Since LAST NIGHT (7 July, 2016) there were three more mass shootings besides Dallas – one in Baton Rouge, Louisiana, another in Bristol, Tennessee, and one in Shreveport, Louisiana.
This year alone, 339 people have died, as of last night. 837 have been injured.
State sanctioned violence is equally a problem though. Police this year, as of July 5, 2016, have shot and killed between 488-580 people this year (depending on who’s data you use). Compare this to the countries listed above and by some stats, U.S. police shoot and kill at 70 times the rate of other first world nations.
I am confident in saying that if you do not think there is a problem, then you are a damned fool.
To quote Chief Brown of Dallas PD: “All I know is that this must stop, this divisiveness between our police and our citizens.” The chief is absolutely right. Those who demonize all the police because of the behavior of a few are wrong, and create divisiveness. Those who demonize all the protesters because of the radical elements that have inserted themselves into the movement (and have done since movements began) are wrong, and create divisiveness. Those who are police or leaders of movements who tolerate either are wrong, and create divisiveness. We must also recognize that divisiveness – the causing of disagreements to create separation with the goal of blocking solutions– and disagreements – an argument caused by people having different positions about something – are NOT the same thing.
Cops need to enforce the laws. And when they do wrong, protesters NEED to protest their actions. This is a nation founded on protests against government wrongdoing – The Boston Massacre, the Tea Party, and other organized Colonial protests were critical in the founding of the United States – I question the patriotism (and the intelligence) of those who routinely criticize protesters. That said, the protest is a tool leading to talk and our problems must be solved within a framework of communication, not a framework of violence.

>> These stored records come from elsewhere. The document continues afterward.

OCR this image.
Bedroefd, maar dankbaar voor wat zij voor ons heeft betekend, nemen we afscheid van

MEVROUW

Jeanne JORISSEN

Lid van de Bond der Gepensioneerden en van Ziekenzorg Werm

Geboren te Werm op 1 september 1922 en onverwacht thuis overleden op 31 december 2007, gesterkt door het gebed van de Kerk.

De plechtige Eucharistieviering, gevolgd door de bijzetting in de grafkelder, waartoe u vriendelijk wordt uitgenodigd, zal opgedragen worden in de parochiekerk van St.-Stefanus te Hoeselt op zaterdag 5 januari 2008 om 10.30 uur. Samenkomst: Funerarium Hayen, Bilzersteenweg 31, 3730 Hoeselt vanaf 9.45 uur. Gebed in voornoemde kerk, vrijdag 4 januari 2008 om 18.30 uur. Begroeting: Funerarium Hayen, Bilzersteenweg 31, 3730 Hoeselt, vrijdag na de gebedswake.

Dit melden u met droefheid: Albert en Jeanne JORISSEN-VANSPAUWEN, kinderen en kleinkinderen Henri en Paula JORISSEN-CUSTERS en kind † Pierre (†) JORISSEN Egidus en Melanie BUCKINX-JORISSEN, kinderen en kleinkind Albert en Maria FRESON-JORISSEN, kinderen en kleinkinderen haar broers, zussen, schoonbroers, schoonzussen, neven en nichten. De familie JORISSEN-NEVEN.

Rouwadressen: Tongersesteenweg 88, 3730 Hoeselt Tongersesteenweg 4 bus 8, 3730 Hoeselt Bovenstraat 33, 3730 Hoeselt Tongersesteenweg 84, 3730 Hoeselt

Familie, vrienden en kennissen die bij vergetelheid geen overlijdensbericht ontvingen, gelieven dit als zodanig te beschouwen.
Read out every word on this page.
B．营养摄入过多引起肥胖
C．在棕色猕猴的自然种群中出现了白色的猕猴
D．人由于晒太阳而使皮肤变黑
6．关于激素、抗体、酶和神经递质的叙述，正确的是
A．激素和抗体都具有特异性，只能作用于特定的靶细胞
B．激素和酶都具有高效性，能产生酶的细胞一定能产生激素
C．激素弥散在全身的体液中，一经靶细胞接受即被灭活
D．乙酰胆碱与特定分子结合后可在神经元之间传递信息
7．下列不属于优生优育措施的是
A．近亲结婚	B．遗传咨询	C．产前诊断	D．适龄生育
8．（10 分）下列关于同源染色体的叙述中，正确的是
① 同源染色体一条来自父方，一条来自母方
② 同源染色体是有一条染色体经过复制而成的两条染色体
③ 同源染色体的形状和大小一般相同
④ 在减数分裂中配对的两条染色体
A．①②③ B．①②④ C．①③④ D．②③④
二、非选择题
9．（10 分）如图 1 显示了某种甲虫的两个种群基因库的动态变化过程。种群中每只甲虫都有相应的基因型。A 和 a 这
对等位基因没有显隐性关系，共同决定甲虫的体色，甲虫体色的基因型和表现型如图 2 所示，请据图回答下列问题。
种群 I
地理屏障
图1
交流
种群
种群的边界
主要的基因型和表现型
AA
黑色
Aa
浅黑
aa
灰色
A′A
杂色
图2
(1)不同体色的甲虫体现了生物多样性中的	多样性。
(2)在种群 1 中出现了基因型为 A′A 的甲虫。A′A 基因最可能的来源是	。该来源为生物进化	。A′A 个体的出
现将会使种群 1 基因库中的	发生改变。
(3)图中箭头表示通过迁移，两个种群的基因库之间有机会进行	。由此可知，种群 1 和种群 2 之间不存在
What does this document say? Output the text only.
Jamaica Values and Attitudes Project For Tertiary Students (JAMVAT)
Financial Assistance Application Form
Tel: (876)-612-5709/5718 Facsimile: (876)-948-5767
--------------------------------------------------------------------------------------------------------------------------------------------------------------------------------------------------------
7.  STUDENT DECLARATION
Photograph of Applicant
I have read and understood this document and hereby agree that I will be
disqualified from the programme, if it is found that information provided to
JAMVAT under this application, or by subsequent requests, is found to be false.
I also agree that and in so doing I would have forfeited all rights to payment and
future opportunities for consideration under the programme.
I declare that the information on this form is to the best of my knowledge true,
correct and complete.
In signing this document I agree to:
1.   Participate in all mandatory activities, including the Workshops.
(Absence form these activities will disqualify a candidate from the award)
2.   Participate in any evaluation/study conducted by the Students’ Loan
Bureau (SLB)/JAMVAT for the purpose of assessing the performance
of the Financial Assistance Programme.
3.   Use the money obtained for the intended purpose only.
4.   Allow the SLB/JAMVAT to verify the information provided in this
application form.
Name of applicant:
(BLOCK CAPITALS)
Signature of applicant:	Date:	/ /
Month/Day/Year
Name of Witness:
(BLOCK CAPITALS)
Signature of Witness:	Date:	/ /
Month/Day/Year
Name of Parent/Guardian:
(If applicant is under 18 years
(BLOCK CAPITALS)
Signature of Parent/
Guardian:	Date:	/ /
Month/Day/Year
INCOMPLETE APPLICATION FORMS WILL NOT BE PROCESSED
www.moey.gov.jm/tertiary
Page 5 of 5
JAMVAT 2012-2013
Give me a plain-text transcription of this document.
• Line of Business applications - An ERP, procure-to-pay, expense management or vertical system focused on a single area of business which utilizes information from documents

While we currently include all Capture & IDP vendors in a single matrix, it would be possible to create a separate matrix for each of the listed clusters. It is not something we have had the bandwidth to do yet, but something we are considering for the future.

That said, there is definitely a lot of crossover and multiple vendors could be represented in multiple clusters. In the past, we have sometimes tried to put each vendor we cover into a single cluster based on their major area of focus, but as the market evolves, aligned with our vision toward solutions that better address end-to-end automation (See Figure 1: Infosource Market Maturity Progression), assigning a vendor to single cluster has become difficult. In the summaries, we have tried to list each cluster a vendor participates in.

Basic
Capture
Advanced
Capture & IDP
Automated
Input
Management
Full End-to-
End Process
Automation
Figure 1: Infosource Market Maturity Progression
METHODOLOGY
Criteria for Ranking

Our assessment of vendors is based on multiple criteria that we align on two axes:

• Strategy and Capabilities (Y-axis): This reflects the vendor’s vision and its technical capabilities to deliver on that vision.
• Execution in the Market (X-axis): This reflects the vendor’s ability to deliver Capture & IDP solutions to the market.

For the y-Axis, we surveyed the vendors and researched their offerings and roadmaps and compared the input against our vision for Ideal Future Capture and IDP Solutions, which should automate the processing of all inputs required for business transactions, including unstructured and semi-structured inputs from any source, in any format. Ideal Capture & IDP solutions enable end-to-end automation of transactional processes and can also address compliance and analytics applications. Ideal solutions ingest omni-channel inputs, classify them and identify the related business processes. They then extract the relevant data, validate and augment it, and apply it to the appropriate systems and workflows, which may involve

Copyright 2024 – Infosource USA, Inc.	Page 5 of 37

I don’t have any answers. Just observations. Most of the “solutions” put forth today are simplistic, and lead us down roads we should avoid. But we cannot just shrug our shoulders and say… oh well, it’s just another day in July in Dallas….
Two side notes:
I’ve spoken out against the NRA’s “good guy with a gun” dogma before, and I will speak out against it again here. These officers were good guys and gals with guns, and five of them died, seven were injured before they were able to stop the bad guys with guns. This was 100 good guys and gals with guns against 1 bad guy. The police took 12% casualties, 14% if you count the civilians. A casualty rate that in this day and age would get any general fired.
Another interesting little stat – according to the FBI and the BLS, unarmed citizens end active shooter incidents at a rate 4x that of armed citizens – 13.1% v. 3.1%.
And finally, there is a certain type out there today claiming that this is all somehow the President’s fault, that police deaths are up. They are lying to you. In fact, according to the National Law Enforcement Officer’s Memorial Fund police deaths in the line of duty are lower than they’ve been since the Ford Administration, and the past two years have seen fewer deaths since 1949. (http://www.nleomf.org/facts/officer-fatalities-data/year.html).
That is not to dismiss the tragedy of any officer dying in the line of duty, but it is to call out people who spread falsehoods to stir up the head count. IF you have to lie to make your point, you have no point to make.